Blood pressure in first 10 years of life: the Brompton study.

British Medical Journal 1992; 304 doi: (Published 04 January 1992) Cite this as: British Medical Journal 1992;304:23
  1. M. de Swiet,
  2. P. Fayers,
  3. E. A. Shinebourne
  1. Department of Paediatrics, National Heart and Lung Institute, Brompton Hospital, London.

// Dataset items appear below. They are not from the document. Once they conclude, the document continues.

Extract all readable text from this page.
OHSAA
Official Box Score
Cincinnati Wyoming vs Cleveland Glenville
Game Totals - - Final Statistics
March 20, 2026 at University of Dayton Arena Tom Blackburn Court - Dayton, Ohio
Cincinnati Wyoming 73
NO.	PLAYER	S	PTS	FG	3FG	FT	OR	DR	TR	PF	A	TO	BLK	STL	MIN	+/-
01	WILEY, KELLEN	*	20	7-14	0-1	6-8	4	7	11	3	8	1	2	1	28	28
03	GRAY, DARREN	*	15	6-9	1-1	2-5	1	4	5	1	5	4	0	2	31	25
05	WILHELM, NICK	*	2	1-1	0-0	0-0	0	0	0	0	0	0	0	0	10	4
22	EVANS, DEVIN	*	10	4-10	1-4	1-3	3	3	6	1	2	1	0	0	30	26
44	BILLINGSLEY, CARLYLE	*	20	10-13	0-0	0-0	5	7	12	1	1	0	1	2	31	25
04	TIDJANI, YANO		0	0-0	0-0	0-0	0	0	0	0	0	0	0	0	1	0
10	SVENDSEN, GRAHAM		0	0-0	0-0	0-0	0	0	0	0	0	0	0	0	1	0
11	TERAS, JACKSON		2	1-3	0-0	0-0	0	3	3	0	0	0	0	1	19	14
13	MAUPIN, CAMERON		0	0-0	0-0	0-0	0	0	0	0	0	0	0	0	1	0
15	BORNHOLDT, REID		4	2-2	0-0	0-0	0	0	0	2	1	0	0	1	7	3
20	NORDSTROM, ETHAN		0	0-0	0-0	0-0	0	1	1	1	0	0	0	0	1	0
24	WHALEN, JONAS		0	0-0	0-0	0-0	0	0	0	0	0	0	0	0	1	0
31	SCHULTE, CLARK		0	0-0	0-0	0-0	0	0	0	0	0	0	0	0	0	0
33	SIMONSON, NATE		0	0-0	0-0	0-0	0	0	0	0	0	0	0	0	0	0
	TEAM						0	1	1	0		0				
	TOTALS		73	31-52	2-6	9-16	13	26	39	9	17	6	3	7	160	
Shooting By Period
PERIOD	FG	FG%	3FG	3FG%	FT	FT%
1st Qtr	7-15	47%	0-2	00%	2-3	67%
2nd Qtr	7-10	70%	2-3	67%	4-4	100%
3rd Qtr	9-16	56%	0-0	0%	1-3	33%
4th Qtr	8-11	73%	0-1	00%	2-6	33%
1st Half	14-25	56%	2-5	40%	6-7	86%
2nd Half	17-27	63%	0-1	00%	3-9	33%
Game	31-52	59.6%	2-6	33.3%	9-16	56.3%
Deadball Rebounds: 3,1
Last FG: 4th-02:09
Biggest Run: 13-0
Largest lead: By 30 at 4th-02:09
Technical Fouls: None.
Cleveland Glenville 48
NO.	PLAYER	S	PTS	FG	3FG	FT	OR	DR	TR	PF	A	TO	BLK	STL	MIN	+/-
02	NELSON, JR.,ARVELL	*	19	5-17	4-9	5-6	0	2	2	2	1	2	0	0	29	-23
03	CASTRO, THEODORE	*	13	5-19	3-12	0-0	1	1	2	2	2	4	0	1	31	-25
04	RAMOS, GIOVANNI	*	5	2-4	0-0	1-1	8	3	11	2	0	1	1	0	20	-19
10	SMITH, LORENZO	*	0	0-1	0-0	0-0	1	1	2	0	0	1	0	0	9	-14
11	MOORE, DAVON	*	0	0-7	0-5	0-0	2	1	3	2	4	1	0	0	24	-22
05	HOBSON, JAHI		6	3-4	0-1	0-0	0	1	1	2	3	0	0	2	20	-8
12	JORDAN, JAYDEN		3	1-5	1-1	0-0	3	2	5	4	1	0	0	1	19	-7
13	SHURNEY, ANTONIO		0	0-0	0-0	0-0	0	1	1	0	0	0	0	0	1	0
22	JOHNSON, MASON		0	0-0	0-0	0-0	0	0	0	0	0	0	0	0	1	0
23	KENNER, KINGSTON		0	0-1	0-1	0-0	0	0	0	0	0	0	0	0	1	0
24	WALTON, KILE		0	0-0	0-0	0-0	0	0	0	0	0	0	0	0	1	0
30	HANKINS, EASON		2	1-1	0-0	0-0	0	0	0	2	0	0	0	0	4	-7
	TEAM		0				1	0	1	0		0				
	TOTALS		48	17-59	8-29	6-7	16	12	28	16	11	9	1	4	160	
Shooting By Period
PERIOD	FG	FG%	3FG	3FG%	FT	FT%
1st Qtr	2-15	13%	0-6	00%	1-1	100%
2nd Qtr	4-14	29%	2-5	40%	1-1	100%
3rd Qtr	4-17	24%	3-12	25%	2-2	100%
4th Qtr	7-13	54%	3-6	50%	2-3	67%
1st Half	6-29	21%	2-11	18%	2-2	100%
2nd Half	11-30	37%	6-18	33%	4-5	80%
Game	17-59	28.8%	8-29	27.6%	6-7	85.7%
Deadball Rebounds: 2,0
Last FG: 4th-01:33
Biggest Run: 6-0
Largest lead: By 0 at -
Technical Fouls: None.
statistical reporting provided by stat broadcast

    OBJECTIVES--To determine the normal range of blood pressure and its pattern of change in the first 10 years of life. To estimate at what age (if any) children consistently appear in one part of the blood pressure distribution and at what age familial correlations in blood pressure become significant. DESIGN--Longitudinal cohort study. SETTING--South east England. SUBJECTS--2088 children of both sexes born consecutively in Farnborough Hospital, Kent, and their parents. MAIN OUTCOME MEASURE--Blood pressure measured by Doppler ultrasonography and sphygmomanometry. RESULTS--Systolic blood pressure rose from a mean of 88.5 mm Hg at age 6 months to 96.2 mm Hg at 8 years measured with a 8 cm cuff and from 89.1 mm Hg at age 5 years to 94.3 mm Hg at age 10 years measured with a 12 cm cuff. The larger cuff gave blood pressure readings about 6 mm Hg lower. This effect was independent of body weight and arm circumference. Diastolic blood pressure rose from 57.8 mm Hg at 5 years to 61.8 mm Hg at 10 years (12 cm cuff). There was only about 1 mm Hg difference between sexes. Blood pressure was correlated with weight, weight adjusted for height, height, and arm circumference at all ages studied. The correlation coefficient of repeated yearly measurements increased steadily with age from 0.28 at 2 years to 0.59 at 10 years. The correlation coefficients between child's blood pressure and mother's average blood pressure increased from 0.1 at age 1 year to 0.23 at age 10. CONCLUSIONS--Blood pressure changes relatively little between the ages of 6 months and 10 years. Yet because of the increasing strength of between occasion and family correlations, children are more consistently occupying a specific part of the blood pressure distribution as they grow older. Studies in children should help determine why some adults have hypertension and others do not.